In a ten year period, 28 children have been operated on in our centre by humero-ulnar external fixation, for Lagrange-Rigault stages III and IV supracondylar humeral fractures. The data about fracture management and early follow-up were obtained from our medical database. The long-term evaluation was done at a minimum six months' follow-up. The range of motion and carrying angle measurements were classified according to Flynn. The final X-rays were evaluated for quality of reduction, presence of malunion, late infection signs, osteo-arthritis and myositis ossificans. The elbow function was evaluated by Mayo Elbow Performance Index (MEPI), Disabilities of the Arm, Shoulder and Hand (DASH) or modified DASH scores.
The treatment was well tolerated by children and parents. There was no neurological complication related to the insertion of the pins, and no Volkmann syndrome. The median duration of external fixation was 33.5 days. Twelve patients were reviewed after a median follow-up duration of seven years (mean, 7.5 years; range, 3-21 years). One child had a refracture, three years after his original fracture, which was treated non-operatively. This case ended up in a cubitus varus deformity with a pronation deficit. All other patients had excellent clinical and radiological results.

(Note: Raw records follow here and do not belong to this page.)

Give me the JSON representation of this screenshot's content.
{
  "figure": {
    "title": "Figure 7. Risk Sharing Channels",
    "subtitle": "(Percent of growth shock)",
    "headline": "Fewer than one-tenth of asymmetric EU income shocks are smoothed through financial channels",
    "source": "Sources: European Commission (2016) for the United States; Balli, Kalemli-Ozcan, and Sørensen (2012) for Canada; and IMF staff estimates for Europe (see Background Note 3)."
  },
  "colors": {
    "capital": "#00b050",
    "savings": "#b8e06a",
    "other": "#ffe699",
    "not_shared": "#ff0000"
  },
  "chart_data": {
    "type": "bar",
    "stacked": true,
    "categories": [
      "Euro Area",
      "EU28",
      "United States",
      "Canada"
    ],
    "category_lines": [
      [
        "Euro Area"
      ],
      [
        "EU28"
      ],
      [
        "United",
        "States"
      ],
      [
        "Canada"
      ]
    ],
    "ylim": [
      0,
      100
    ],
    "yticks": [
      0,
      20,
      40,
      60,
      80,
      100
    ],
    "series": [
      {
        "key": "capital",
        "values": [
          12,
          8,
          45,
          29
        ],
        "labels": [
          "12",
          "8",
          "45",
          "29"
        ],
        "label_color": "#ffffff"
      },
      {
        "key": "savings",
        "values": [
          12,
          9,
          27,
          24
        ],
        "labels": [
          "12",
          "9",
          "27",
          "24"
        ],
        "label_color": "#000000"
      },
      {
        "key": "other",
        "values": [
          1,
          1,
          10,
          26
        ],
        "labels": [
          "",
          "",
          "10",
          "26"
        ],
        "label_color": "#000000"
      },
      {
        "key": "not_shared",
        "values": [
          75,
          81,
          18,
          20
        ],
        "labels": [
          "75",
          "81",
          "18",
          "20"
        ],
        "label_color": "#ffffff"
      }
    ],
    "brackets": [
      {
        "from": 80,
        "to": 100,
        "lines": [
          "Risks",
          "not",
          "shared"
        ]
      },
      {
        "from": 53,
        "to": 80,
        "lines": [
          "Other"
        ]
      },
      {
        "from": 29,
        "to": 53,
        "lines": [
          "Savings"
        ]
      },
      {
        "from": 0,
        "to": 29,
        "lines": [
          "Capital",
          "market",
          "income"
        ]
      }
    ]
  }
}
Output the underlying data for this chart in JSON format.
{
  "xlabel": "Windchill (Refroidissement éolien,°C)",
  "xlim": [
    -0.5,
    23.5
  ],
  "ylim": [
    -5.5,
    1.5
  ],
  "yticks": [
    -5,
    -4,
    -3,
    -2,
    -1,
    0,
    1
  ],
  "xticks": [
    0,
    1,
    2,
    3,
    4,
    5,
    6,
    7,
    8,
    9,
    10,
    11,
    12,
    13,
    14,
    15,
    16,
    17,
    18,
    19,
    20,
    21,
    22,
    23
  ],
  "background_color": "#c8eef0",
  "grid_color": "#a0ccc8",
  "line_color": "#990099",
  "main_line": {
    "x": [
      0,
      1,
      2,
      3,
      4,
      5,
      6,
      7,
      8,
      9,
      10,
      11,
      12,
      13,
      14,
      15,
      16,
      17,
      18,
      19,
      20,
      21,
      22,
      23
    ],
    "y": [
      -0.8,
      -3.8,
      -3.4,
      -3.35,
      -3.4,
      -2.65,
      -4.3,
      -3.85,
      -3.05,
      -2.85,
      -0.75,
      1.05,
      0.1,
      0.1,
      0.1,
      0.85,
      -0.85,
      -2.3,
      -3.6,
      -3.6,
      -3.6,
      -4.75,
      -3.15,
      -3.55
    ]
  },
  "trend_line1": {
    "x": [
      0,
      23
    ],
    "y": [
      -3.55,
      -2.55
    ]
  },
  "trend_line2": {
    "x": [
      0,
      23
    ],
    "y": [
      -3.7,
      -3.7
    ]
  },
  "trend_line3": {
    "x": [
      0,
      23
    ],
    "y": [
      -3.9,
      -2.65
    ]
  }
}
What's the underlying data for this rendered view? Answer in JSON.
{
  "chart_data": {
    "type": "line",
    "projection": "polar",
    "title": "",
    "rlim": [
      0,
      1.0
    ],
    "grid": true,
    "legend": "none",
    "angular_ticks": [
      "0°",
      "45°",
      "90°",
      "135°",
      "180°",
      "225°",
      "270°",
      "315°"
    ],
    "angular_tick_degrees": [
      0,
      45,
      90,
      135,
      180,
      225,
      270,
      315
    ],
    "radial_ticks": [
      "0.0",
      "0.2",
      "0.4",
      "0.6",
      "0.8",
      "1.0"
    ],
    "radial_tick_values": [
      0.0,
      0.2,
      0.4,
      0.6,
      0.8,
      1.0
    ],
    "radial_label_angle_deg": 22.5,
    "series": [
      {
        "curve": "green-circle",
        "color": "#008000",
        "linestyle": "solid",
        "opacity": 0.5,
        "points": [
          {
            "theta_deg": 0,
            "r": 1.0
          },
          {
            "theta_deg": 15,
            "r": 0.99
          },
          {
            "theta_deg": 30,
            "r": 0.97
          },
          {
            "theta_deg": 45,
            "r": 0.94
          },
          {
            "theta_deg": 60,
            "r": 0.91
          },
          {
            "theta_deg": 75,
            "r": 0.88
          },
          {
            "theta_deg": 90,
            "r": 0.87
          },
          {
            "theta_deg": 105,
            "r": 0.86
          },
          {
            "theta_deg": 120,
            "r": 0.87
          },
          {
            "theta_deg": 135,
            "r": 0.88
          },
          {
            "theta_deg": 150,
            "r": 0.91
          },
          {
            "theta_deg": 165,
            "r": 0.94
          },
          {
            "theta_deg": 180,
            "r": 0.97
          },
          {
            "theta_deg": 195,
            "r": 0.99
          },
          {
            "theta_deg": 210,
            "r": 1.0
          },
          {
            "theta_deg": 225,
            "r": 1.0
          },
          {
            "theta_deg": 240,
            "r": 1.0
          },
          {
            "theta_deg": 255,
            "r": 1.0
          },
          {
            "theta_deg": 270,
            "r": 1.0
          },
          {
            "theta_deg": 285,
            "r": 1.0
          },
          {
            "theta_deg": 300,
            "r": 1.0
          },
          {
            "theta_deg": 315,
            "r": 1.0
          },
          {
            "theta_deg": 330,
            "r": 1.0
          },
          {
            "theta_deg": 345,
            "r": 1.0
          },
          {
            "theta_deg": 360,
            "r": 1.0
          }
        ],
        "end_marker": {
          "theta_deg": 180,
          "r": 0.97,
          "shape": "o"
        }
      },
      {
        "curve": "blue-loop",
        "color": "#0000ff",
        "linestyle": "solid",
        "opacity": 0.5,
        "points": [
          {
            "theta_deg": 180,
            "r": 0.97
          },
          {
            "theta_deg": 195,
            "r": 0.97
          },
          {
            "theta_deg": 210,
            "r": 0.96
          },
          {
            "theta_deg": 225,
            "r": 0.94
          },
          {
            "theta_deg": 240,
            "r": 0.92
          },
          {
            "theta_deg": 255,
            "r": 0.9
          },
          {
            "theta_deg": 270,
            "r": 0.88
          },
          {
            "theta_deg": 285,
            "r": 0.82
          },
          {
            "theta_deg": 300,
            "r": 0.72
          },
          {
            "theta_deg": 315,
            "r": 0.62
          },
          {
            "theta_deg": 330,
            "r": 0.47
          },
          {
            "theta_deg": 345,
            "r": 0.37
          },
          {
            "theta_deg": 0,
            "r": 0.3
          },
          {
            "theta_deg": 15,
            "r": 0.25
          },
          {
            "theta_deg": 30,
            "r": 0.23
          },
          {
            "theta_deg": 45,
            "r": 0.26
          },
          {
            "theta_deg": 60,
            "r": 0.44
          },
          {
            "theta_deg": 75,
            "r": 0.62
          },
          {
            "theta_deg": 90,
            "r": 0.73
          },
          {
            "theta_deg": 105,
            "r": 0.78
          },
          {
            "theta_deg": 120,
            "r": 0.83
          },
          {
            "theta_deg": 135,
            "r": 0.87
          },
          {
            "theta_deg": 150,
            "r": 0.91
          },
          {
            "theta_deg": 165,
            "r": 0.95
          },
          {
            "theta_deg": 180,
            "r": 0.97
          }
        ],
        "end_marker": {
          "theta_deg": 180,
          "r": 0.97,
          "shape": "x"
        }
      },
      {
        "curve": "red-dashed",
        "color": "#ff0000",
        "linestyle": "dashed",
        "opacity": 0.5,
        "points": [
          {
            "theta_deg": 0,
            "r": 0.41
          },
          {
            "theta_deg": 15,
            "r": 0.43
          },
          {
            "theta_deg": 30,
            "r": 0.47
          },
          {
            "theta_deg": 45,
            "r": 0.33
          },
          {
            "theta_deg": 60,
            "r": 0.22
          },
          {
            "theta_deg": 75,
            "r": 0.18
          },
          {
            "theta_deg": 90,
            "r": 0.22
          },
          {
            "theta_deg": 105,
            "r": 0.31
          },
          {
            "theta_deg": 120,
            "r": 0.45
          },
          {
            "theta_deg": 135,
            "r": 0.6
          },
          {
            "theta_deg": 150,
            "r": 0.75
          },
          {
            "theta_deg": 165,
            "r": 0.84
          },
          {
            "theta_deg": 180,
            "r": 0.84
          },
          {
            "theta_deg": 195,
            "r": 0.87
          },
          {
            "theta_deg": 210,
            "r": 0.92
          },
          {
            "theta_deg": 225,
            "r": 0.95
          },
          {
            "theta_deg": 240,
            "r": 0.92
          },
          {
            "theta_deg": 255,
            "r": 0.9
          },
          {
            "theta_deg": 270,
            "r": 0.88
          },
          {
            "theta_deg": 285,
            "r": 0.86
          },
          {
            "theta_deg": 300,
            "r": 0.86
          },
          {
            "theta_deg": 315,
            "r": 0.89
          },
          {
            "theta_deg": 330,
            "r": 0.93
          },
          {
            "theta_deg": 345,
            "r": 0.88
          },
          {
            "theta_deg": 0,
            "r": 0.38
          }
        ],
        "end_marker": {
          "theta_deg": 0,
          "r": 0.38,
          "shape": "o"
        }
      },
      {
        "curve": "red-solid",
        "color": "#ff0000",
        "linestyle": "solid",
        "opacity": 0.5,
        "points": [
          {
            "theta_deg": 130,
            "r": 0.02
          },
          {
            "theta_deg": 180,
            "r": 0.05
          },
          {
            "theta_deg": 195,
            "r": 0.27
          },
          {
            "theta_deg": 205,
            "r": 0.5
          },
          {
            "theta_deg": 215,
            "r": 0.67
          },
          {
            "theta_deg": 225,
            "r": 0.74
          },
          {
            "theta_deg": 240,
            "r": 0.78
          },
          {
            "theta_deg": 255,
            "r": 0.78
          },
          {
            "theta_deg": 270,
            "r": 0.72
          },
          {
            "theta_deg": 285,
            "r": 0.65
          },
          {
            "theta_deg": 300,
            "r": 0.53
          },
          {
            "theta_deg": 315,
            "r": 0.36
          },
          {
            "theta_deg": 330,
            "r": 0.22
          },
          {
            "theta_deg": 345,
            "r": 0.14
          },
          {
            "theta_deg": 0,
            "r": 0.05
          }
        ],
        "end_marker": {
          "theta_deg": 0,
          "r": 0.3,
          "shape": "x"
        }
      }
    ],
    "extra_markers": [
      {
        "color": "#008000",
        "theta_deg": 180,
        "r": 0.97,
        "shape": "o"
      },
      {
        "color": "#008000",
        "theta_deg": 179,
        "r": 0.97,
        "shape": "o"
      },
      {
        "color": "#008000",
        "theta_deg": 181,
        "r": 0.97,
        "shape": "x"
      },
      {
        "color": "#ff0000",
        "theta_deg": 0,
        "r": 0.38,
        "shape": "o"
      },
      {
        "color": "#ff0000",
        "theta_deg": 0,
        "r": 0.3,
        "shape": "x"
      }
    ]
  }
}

For the treatment of complex supracondylar humeral fractures in children, humero-ulnar external fixation is a good alternative to lateral or crossed pinning. The advantages are the ease to obtain the reduction, the absence of neurological risk to the ulnar nerve and the possibility to obtain good stabilisation of the fracture with moderate elbow flexion.
有人提出采用肱骨 - 尺骨外固定治疗儿童复杂的肱骨髁上骨折。它有助于骨折复位,并降低交叉克氏针固定后可能出现的尺神经损伤风险。
在十年期间,我们中心对28例患有Lagrange - Rigault III期和IV期肱骨髁上骨折的儿童进行了肱骨 - 尺骨外固定手术。骨折处理和早期随访的数据来自我们的医疗数据库。长期评估在至少六个月的随访时进行。活动范围和提携角测量按照弗林(Flynn)标准进行分类。对最终的X线片评估骨折复位质量、畸形愈合情况、晚期感染迹象、骨关节炎和骨化性肌炎。通过梅奥肘关节功能指数(MEPI)、上肢、肩部和手部功能障碍评分(DASH)或改良DASH评分评估肘关节功能。
儿童和家长对该治疗耐受性良好。与克氏针插入相关的无神经并发症,也无Volkmann综合征。外固定的中位持续时间为33.5天。对12例患者进行了中位七年(平均7.5年;范围3 - 21年)的随访。一名儿童在原骨折三年后再次骨折,采用非手术治疗。该病例最终出现肘内翻畸形并伴有旋前功能障碍。所有其他患者的临床和影像学结果均良好。
对于儿童复杂的肱骨髁上骨折的治疗,肱骨 - 尺骨外固定是外侧或交叉克氏针固定的良好替代方法。其优点是易于实现骨折复位、无尺神经损伤风险以及在肘关节适度屈曲的情况下能够良好地稳定骨折。